最近の「超個人的」スニーカー事情について考えてみる
2026/03/13
先日、スタッフからリカバリーサンダルをいただいたことをきっかけに、
あらためて「足と履きもの」について考える機会がありました。
ファッションの世界では、
一時期のスニーカーブームは少し峠を越え、
最近はレザーシューズが「おしゃれ」とされる流れも感じます。
ただ、正直なところ——
足は、やはりスニーカーの方が楽です。
私自身、通勤時に履く靴は圧倒的にスニーカーが多くなりました。
かつてはNIKE一辺倒でしたが、最近は
SALOMON XT-6 や On Cloudmonster などを履き比べています。
いろいろ調べている中で知ったのが、
「ナチュラルスニーカー」というジャンルでした。
ALTRAやVIVOBAREFOOTが有名なようです。
実際に見てみたいと思い、VIVOBAREFOOT の店舗を訪れました。
特徴は、いわゆる「ゼロドロップ」。
かかとと爪先の高さが同じで、素足に近い歩き方を促す構造です。
つま先も広く作られており、足趾をしっかり広げ、
大地を掴むように歩く、というコンセプトのスニーカー。
ソールは薄く、地面の感覚がかなり細かく伝わってきます。
良くも悪くも、誤魔化しがきかない靴です。
↑右がVIVOBAREFOOTです。
店員さんも足の構造や歩行にとても詳しく、話が盛り上がったのですが、
途中で整形外科医であることが、あっさりバレました。
診察室では1年ほど履いていますが、
やはり屋内だけでなく、屋外でも履いてみないと、
この靴の良さを十分に味わえていない気がしています。
一緒に購入した子どもは、毎日学校に履いていき、
文字どおり、ぼろぼろになるまで履きました。
サイズアウトを機に新調しましたが、
「同じメーカーがいい」と言うほど、気に入っているようです。
履き始めの頃は、
「早く歩けない」「走るのが遅い」「ふくらはぎが疲れる」
などと言っていましたが、今は特に不満もない様子。
むしろ一般的なスニーカーを履くと、
「足首がグラグラする」と、不安そうにしています。
アウトドア用途も想定されているため、
作りは頑丈で、持ちも良い印象です。
↑購入後2日程度で、ここまで汚してきた、、、
成長期なので、サイズがすぐ合わなくなってしまうかもしれませんが、
できるだけ長く愛用してほしいなと思っています。
私自身も、屋外用のナチュラルスニーカーを買おうか、現在思案中です。
一方で、SALOMON はまったく別の履き心地です。
かかとのホールド感は、まさにSALOMON。
スキー靴や登山靴を思わせる硬さがありますが、
痛さはなく、「しっかり守られている」という安心感があります。
GORE-TEX仕様で汚れにも強く、手入れが楽なのも助かります。
On は、クッション性が非常に高い。
かかとをついた瞬間に、ふわっと沈む感覚があります。
足に痛みのある方が履くと、
「楽だ」と感じるのも納得です。

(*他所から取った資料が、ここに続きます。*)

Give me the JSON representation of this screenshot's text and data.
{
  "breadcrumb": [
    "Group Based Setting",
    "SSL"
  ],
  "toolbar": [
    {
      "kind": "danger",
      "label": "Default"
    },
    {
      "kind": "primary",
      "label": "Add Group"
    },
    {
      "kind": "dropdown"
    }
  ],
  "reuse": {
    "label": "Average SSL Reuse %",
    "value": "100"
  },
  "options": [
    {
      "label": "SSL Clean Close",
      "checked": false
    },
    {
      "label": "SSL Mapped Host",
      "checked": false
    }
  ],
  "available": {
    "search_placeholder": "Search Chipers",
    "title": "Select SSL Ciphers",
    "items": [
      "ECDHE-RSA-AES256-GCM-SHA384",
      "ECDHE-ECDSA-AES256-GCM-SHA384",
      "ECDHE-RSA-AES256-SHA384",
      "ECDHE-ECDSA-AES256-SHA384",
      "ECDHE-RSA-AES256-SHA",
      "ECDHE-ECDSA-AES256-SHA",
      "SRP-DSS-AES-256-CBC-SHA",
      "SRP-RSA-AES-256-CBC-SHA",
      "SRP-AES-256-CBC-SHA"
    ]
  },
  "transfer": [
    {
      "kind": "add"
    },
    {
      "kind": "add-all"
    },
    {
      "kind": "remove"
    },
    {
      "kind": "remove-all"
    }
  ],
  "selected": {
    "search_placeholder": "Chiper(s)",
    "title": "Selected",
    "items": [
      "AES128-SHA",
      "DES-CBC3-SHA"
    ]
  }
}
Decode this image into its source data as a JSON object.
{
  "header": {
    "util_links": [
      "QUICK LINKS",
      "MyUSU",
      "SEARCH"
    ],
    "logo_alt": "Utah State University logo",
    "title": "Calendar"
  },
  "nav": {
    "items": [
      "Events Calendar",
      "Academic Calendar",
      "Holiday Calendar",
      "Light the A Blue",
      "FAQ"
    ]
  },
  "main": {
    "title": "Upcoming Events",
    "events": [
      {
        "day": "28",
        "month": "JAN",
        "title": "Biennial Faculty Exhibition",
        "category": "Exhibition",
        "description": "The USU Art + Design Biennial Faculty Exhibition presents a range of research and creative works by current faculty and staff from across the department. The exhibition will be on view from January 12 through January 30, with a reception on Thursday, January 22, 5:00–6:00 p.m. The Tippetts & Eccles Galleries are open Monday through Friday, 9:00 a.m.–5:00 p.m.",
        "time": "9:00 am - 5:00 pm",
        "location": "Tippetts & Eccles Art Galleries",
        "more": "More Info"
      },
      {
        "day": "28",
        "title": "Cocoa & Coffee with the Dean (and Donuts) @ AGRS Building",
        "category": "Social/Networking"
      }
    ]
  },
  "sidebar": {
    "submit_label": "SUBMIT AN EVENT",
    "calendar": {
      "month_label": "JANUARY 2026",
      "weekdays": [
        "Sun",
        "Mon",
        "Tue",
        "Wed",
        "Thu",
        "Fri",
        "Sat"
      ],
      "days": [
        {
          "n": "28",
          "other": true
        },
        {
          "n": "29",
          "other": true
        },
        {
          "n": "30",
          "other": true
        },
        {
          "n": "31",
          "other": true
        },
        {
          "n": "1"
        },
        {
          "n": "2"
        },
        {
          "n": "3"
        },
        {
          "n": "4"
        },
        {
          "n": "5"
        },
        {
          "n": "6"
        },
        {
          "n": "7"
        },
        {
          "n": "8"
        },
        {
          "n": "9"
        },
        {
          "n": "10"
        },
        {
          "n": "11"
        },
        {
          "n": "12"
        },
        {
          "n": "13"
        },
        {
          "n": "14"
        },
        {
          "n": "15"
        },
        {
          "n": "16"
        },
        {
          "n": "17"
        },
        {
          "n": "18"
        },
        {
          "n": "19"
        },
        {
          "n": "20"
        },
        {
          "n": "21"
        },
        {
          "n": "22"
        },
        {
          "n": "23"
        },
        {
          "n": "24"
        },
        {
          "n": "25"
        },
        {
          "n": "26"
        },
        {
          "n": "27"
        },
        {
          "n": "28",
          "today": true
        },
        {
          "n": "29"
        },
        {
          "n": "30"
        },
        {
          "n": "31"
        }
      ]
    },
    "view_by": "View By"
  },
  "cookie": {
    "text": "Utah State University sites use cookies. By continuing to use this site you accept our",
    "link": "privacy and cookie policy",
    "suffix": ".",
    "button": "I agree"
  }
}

人気の理由がよくわかります。
そのほか、HOKAや、長らく支持されているニューバランスなど、
これからもいろいろ試してみたいと思っています。
私たちは、日々、足に痛みのある方を診察しており、
靴についての質問を受けることも少なくありません。
外反母趾、扁平足、強剛母趾など、痛みが強い時期には、
「今、履き慣れているスニーカーにインソールを入れて治療する」
というのが、まずは現実的で安全な選択だと思います。
そして痛みが落ち着いてきた段階で、
ナチュラルスニーカーを取り入れ、
足裏や下肢の筋肉を使い、感覚を研ぎ澄ませていく。
そんなステップも、一つの考え方かもしれません。
靴に「正解」はありません。
その時の足の状態や生活スタイルに合わせて、
選び、使い分けることが大切なのだと思います。